Less Steps, More Intention
"As Japanese skincare routines are typically grounded in fewer steps and greater intention, at Shiseido we know a common Japanese skincare routine is very purposeful with an emphasis on the nighttime routine," says Frances Grant, senior vice president of marketing for Shiseido Americas. Here's what a typical Japanese a.m. skincare routine looks like:
As with any good skincare routine, Grant says Japanese men and women start with a good cleanser to eliminate impurities.
Next comes a "softener," or a hydrating essence/toner, which Grant says is used to normalize the skin's moisture balance. This essence from Shiseido, one of it's oldest products first introduced in 1897, comes in a divine red-glass bottle so pretty that even if it didn't help skin to maintain a moisture homeostasis, it'd still have a spot in our vanities. Yu-Be Skincare rep Elena Azama says that utilizing a toner also helps smooth out the skin's surface, meaning a better canvas for makeup application.
Grant says Japanese women and men care most about reducing any discoloration or hyperpigmentation of the skin, which is why this brightening serum is the perfect product for step three: barrier protection. Serums (or "boosters") lock in hydration and help mimic the skin's natural lipid barrier for soft, supple complexions.
Last comes a good daytime moisturizer to provide all-day protection and hydration.
As mentioned earlier, there's a larger focus placed on the nighttime routine—after all, this is when your skin is in reparation mode. Take a look at a common Japanese p.m. routine:
Japanese Skin Trends Toward Supple Translucency
When asked what type of skin Japanese men and women vie after, Grant says the goal is very similar to that of Korean inhabitants. "We would describe Japanese complexions also as building on the idea of pristine, translucent-like skin," Grant says. "Japanese women are also known for focusing on smooth texture and soft skin, emphasizing the plumpness and vibrancy of the skin."
If you'd like a bit more of a visual, Azama says to think of a hard-boiled egg. "Of course, skin type varies from person to person, but in general, Japanese women tend to have skin with 'fine texture,' sort of like the texture of the outside of a hard-boiled egg after it is peeled."
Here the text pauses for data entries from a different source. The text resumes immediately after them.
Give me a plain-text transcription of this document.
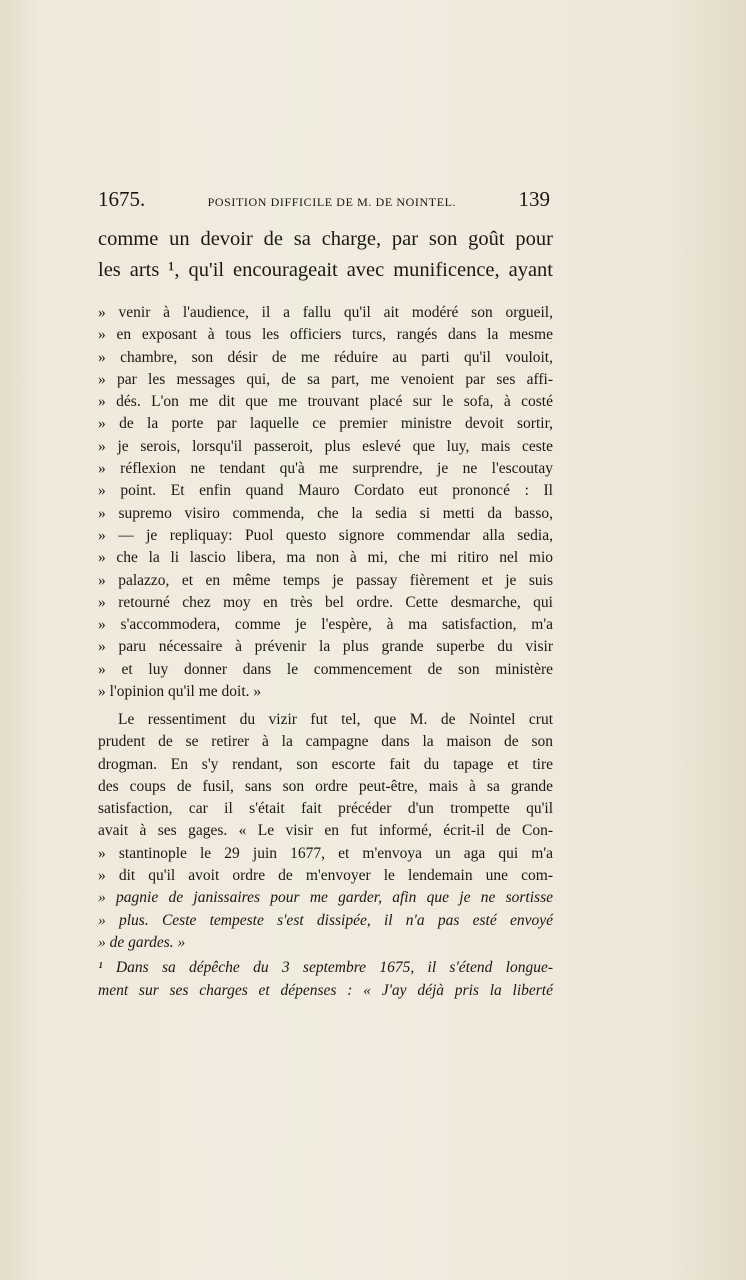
1675.	POSITION DIFFICILE DE M. DE NOINTEL.	139
comme un devoir de sa charge, par son goût pour
les arts ¹, qu'il encourageait avec munificence, ayant
» venir à l'audience, il a fallu qu'il ait modéré son orgueil,
» en exposant à tous les officiers turcs, rangés dans la mesme
» chambre, son désir de me réduire au parti qu'il vouloit,
» par les messages qui, de sa part, me venoient par ses affi-
» dés. L'on me dit que me trouvant placé sur le sofa, à costé
» de la porte par laquelle ce premier ministre devoit sortir,
» je serois, lorsqu'il passeroit, plus eslevé que luy, mais ceste
» réflexion ne tendant qu'à me surprendre, je ne l'escoutay
» point. Et enfin quand Mauro Cordato eut prononcé : Il
» supremo visiro commenda, che la sedia si metti da basso,
» — je repliquay: Puol questo signore commendar alla sedia,
» che la li lascio libera, ma non à mi, che mi ritiro nel mio
» palazzo, et en même temps je passay fièrement et je suis
» retourné chez moy en très bel ordre. Cette desmarche, qui
» s'accommodera, comme je l'espère, à ma satisfaction, m'a
» paru nécessaire à prévenir la plus grande superbe du visir
» et luy donner dans le commencement de son ministère
» l'opinion qu'il me doit. »
Le ressentiment du vizir fut tel, que M. de Nointel crut
prudent de se retirer à la campagne dans la maison de son
drogman. En s'y rendant, son escorte fait du tapage et tire
des coups de fusil, sans son ordre peut-être, mais à sa grande
satisfaction, car il s'était fait précéder d'un trompette qu'il
avait à ses gages. « Le visir en fut informé, écrit-il de Con-
» stantinople le 29 juin 1677, et m'envoya un aga qui m'a
» dit qu'il avoit ordre de m'envoyer le lendemain une com-
» pagnie de janissaires pour me garder, afin que je ne sortisse
» plus. Ceste tempeste s'est dissipée, il n'a pas esté envoyé
» de gardes. »
¹ Dans sa dépêche du 3 septembre 1675, il s'étend longue-
ment sur ses charges et dépenses : « J'ay déjà pris la liberté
Victoria Tsai, Tatcha founder, CEO and chief treasure hunter, also notes that "purification" gains a spotlight in Japanese skincare: "It's intrinsic in the culture. They often take both a shower and a bath, sometimes twice a day. I love how meticulous the Japanese culture is about being clean."
Gentleness Is Key
You know those abrasive scrubs we'd "polish" our faces with as teens in search of a smooth, clear complexion? We know not to use such products now, but Grant says physical exfoliation is practically unheard of in Japan, save for the possibility of a superfine scrub at night. "I think it would be rare for Japanese women to use an exfoliator or scrub. Sometimes these treatment products may be used in a nighttime routine with just a light wash in the morning."
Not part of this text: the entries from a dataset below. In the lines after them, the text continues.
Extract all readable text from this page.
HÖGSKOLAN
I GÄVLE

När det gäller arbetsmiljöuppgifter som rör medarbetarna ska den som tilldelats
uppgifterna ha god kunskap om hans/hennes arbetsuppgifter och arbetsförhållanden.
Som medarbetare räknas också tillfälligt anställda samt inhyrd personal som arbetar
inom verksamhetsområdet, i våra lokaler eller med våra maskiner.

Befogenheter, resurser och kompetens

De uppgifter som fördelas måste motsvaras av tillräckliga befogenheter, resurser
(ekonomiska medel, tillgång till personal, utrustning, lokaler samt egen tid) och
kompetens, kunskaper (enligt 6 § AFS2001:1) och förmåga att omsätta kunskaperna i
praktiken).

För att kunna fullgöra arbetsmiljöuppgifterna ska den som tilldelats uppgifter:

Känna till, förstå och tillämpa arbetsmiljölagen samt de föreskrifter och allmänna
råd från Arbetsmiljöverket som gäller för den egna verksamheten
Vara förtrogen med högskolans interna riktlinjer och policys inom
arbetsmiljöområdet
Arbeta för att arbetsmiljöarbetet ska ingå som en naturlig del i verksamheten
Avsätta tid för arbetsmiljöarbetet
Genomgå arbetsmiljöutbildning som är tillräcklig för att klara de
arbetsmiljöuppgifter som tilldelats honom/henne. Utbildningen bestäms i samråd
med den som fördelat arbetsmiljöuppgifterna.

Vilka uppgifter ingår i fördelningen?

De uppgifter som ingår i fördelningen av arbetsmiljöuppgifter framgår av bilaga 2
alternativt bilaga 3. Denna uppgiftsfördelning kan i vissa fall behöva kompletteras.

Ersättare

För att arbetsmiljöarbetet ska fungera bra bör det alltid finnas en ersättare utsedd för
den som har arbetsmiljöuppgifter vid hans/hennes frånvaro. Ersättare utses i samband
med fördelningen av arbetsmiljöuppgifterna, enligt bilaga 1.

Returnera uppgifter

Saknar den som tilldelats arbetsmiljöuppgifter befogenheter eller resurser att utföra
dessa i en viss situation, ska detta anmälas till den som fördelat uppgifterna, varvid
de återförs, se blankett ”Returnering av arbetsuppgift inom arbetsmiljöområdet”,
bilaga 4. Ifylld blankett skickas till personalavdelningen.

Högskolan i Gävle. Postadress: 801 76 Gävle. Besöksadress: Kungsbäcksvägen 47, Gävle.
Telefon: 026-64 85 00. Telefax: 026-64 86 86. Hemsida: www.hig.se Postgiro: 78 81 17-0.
Azama shares similar concern with harsh treatment, warning against placing too much pressure on the skin when cleansing. She's also not a big fan of face wipes, or "cleansing sheets," as she calls them. "Cleansing sheets may seem convenient and easy to use, especially when you are tired or feel lazy. However, cleansing sheets can damage your skin if you rub your skin too hard with it. If you have to use cleansing sheets, then don't try to use just one to remove all your makeup. Use several sheets to gently wipe makeup off your skin until your skin is clean."
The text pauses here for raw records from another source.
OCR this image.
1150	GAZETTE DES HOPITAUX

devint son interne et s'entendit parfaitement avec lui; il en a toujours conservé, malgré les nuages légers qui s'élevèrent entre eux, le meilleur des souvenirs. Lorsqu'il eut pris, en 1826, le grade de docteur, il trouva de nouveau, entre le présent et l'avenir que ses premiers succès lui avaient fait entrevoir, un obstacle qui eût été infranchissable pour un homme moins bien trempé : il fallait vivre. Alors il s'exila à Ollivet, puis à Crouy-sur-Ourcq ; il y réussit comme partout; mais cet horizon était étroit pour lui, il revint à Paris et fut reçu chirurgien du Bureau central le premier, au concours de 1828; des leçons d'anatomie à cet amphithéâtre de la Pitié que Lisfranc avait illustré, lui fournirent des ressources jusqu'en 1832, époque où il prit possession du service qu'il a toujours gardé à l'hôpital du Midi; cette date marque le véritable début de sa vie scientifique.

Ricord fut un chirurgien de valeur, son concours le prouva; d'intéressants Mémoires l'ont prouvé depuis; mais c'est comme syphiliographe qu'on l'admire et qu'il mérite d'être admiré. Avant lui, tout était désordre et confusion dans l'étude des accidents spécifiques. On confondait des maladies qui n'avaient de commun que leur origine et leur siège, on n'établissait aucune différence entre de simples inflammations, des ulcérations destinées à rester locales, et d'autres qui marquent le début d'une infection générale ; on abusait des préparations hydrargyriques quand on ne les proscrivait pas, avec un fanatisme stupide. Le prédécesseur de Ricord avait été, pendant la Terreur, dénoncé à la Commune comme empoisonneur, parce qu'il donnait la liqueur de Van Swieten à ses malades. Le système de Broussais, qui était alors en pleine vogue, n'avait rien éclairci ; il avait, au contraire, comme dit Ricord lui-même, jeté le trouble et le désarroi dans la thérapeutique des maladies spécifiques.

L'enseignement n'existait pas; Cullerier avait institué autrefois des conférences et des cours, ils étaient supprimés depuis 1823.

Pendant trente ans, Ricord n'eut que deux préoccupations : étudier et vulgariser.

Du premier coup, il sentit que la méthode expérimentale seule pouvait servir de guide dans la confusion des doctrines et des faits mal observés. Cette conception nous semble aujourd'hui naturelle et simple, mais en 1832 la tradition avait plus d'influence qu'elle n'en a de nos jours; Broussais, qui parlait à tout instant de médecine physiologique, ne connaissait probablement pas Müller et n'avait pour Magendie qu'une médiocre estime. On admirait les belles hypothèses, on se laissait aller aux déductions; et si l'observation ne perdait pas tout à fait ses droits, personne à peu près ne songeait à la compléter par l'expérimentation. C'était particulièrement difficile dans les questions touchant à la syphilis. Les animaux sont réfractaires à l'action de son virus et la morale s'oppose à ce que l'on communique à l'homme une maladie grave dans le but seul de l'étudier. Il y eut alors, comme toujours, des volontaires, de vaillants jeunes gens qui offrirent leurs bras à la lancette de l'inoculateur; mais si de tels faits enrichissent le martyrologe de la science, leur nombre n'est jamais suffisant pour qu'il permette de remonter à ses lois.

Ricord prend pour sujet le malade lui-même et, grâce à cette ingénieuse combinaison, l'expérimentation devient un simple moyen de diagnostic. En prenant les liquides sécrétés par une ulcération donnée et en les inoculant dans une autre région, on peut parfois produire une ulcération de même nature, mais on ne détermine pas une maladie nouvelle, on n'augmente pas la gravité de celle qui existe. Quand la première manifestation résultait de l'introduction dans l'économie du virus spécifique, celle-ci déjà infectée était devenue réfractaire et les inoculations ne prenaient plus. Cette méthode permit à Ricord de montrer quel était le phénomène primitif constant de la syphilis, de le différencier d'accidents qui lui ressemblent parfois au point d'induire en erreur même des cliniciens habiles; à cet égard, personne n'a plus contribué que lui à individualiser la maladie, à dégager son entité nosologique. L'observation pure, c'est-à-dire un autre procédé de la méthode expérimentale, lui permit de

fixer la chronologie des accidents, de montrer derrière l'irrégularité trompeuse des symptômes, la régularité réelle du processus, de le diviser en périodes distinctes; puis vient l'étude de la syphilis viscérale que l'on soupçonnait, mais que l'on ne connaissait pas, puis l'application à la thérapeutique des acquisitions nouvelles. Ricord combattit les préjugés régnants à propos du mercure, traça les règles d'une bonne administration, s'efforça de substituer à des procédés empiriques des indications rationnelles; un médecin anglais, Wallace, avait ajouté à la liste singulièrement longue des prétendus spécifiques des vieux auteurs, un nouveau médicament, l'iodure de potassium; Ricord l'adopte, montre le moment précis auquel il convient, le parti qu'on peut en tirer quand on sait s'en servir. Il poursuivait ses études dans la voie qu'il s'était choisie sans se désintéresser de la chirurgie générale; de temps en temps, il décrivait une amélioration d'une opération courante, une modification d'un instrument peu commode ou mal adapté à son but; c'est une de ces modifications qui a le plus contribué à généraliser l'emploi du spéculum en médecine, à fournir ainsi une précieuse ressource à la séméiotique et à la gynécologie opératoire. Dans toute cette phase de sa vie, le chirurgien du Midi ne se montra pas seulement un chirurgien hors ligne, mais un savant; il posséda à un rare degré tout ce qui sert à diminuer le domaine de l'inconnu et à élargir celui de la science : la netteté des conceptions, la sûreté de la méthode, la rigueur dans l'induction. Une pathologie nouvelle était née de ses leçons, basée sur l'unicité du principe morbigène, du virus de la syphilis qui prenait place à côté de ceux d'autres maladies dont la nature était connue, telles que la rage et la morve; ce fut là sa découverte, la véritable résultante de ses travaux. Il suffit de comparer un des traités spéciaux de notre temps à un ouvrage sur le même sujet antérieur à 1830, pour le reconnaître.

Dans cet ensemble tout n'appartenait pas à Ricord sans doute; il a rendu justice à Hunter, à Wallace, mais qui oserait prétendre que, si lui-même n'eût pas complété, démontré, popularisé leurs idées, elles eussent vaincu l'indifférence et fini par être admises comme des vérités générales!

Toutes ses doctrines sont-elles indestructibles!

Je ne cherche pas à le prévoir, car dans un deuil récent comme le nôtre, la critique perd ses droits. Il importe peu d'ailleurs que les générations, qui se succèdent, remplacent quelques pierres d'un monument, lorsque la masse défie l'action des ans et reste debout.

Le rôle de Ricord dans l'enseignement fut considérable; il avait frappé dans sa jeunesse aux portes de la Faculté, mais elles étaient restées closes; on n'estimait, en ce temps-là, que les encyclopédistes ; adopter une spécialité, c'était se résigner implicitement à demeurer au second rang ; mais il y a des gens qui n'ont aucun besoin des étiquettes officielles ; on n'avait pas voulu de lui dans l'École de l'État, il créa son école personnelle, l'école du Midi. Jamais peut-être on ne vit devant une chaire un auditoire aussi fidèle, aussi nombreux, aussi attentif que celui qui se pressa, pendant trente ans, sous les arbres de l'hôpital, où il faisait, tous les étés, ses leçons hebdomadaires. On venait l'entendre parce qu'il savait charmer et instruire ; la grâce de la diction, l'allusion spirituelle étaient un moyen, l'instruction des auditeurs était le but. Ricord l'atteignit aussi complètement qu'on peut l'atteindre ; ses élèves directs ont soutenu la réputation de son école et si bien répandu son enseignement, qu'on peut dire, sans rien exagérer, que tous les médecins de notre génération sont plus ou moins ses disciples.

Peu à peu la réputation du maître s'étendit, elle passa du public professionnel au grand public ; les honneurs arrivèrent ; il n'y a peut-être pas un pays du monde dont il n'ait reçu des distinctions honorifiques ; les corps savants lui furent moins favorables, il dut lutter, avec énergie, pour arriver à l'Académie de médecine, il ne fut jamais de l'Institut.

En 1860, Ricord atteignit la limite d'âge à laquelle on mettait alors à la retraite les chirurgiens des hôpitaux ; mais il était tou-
Tying in with the theme of being kind to your skin, according to Tsai, sunbathing is out of the question. "Japanese women understand the power of gentle strength and daily preventative care. They learn how to take care of skin at an early age and prioritize it. I have never seen a Japanese woman sunbathe. They understand that it is the number one source of premature aging and they are naturally sunspot-prone."